悪評による業績悪化やブランドイメージの低下など、企業が受けるダメージは計り知れません。
タイムカードを整理・保管するメリット
タイムカードを適正に整理・保管していると、以下のようなメリットがあります。
- リスク回避に有効
- 立ち入り調査にすぐ対応できる
- 助成金などの申請時
それぞれのメリットについて、詳しく解説しましょう。
リスク回避に有効
タイムカードを適正に管理・保管しておくと、従業員から残業手当の未払いなどで訴訟を起こされた場合もすぐに対処できます。タイムカードによる記録は、裁判でも客観的証拠として有効です。日頃から適正な保管を心がけ、万が一のトラブルに備えましょう。
立ち入り調査にすぐ対応できる
労働基準監督署は、企業の問題の「ある・なし」にかかわらず、定期的に立ち入り調査を実施するものです。普段からタイムカードが適正に保管されていれば、賃金の計算や支払いが客観的に見ても適正であることを証明できます。
急な調査にも落ち着いて対処できるよう、賃金台帳や労働者名簿、そしてタイムカードの適正な保管を心掛けましょう。
助成金などの申請時に役立つ
雇用調整助成金や傷病手当金の申請では、タイムカードや出勤簿の提示が求められます。
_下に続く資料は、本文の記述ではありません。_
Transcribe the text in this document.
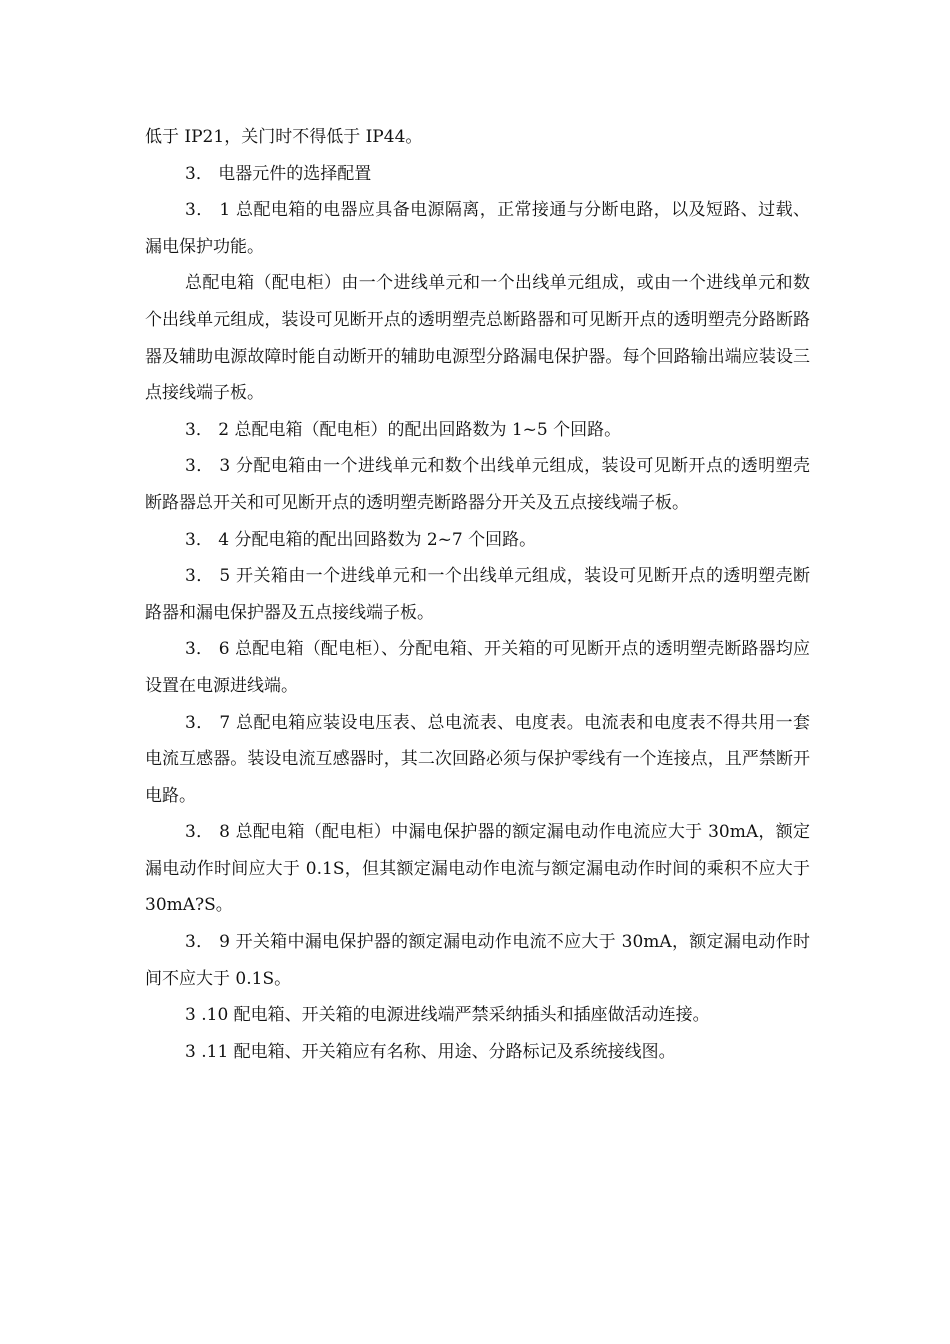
低于 IP21，关门时不得低于 IP44。

3． 电器元件的选择配置

3． 1 总配电箱的电器应具备电源隔离，正常接通与分断电路，以及短路、过载、漏电保护功能。

总配电箱（配电柜）由一个进线单元和一个出线单元组成，或由一个进线单元和数个出线单元组成，装设可见断开点的透明塑壳总断路器和可见断开点的透明塑壳分路断路器及辅助电源故障时能自动断开的辅助电源型分路漏电保护器。每个回路输出端应装设三点接线端子板。

3． 2 总配电箱（配电柜）的配出回路数为 1~5 个回路。

3． 3 分配电箱由一个进线单元和数个出线单元组成，装设可见断开点的透明塑壳断路器总开关和可见断开点的透明塑壳断路器分开关及五点接线端子板。

3． 4 分配电箱的配出回路数为 2~7 个回路。

3． 5 开关箱由一个进线单元和一个出线单元组成，装设可见断开点的透明塑壳断路器和漏电保护器及五点接线端子板。

3． 6 总配电箱（配电柜）、分配电箱、开关箱的可见断开点的透明塑壳断路器均应设置在电源进线端。

3． 7 总配电箱应装设电压表、总电流表、电度表。电流表和电度表不得共用一套电流互感器。装设电流互感器时，其二次回路必须与保护零线有一个连接点，且严禁断开电路。

3． 8 总配电箱（配电柜）中漏电保护器的额定漏电动作电流应大于 30mA，额定漏电动作时间应大于 0.1S，但其额定漏电动作电流与额定漏电动作时间的乘积不应大于 30mA?S。

3． 9 开关箱中漏电保护器的额定漏电动作电流不应大于 30mA，额定漏电动作时间不应大于 0.1S。

3 .10 配电箱、开关箱的电源进线端严禁采纳插头和插座做活动连接。

3 .11 配电箱、开关箱应有名称、用途、分路标记及系统接线图。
申請時だけではなく、申請後の調査で求められるケースもあります。日頃から適正な管理を実施していれば、求められたタイミングですぐに提出できるでしょう。
上記のような助成金には、申請条件として「労働関係法令の遵守」が定められているケースが少なくありません。タイムカードの適正な管理ができていなければ申請すらできない恐れもあるため、十分注意しましょう。
タイムカードの保管方法
タイムカードを保管する具体的なやり方を「紙の場合」と「データの場合」それぞれ解説します。
紙で管理されたタイムカード
紙のタイムカードを管理する際は、年・月ごとに分類して保管するケースが一般的です。年月ごとに分類しておけば、労働基準監督署の監査にもスムーズに対応できるでしょう。
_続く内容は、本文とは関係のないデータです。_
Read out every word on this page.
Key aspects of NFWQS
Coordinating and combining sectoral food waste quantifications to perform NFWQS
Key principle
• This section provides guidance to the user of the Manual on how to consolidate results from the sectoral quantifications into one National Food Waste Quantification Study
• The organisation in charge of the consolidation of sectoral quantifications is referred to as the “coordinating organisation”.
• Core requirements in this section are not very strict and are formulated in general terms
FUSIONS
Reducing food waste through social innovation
紙のタイムカードは、専用の箱などに入れて管理するのがおすすめです。直射日光やホコリなどから紙を守り、紙の劣化を防ぐ効果が期待できます。クリップや輪ゴムを使ってまとめるのは劣化の原因になるため、なるべく避けましょう。
データ上で管理されたタイムカード
タイムカードをデータとして管理すれば、分類や保管の手間を大きく軽減できます。紙のタイムカードとは異なり保管場所も不要なので、スペースの不足に悩まされることもありません。社内でのデータ共有も容易で、バックアップをとっておけば古いデータもすぐに復元できます。
ただし、情報漏えいやデータ改ざんなどのリスクを防ぐため、セキュリティ体制を整える必要があります。
タイムカード保管は電子化がおすすめ
タイムカードを適正に管理・保管するなら、勤怠管理の電子化がおすすめです。紙と比べて保管スペースを省略でき、必要なときに必要な情報をすぐ開示できます。紙のタイムカードと異なり物質的な「モノ」ではないため、紛失リスクを軽減できるのもメリットです。
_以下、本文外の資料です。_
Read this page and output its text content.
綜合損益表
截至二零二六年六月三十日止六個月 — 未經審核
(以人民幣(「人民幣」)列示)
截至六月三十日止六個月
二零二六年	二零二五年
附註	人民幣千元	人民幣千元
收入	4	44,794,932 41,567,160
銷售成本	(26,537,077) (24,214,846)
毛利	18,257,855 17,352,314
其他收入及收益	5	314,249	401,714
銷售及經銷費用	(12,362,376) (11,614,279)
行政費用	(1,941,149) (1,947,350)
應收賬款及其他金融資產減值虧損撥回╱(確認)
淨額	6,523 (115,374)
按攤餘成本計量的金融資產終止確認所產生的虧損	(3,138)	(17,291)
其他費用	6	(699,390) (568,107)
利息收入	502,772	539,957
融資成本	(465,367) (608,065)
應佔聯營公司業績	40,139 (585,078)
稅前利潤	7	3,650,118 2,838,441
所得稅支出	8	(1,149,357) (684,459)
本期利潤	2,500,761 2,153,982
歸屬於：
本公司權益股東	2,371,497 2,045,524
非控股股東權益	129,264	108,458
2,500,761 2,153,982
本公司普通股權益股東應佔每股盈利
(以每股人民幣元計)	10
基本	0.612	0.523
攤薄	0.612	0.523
効率化を目指すなら、勤怠管理システムの導入も検討しましょう。
勤怠管理システムにはタイムカードとしての機能が搭載されているタイプも多く、日々の打刻から勤怠管理までをオンライン上で完結できます。紙のタイムカードそのものが不要になるだけでなく、第三者による打刻の代理など不正の防止にもつながるでしょう。
法改正にともなうバージョンアップに対応しているシステムも多いため、常に最新の法律を遵守できます。
タイムカードは保管期間を守って、適切に管理
タイムカードの保管期間は、原則として5年と定められています。現在は経過措置として法改正前の保管期間(3年)が認められており、将来的には5年間保管できる仕組みを整えておく必要があるでしょう。
タイムカードを適正かつ効率的に管理するなら、勤怠管理システムを導入するのもおすすめです。打刻をオンライン上で行えるタイプなら、打刻の代理など不正の防止にもつながります。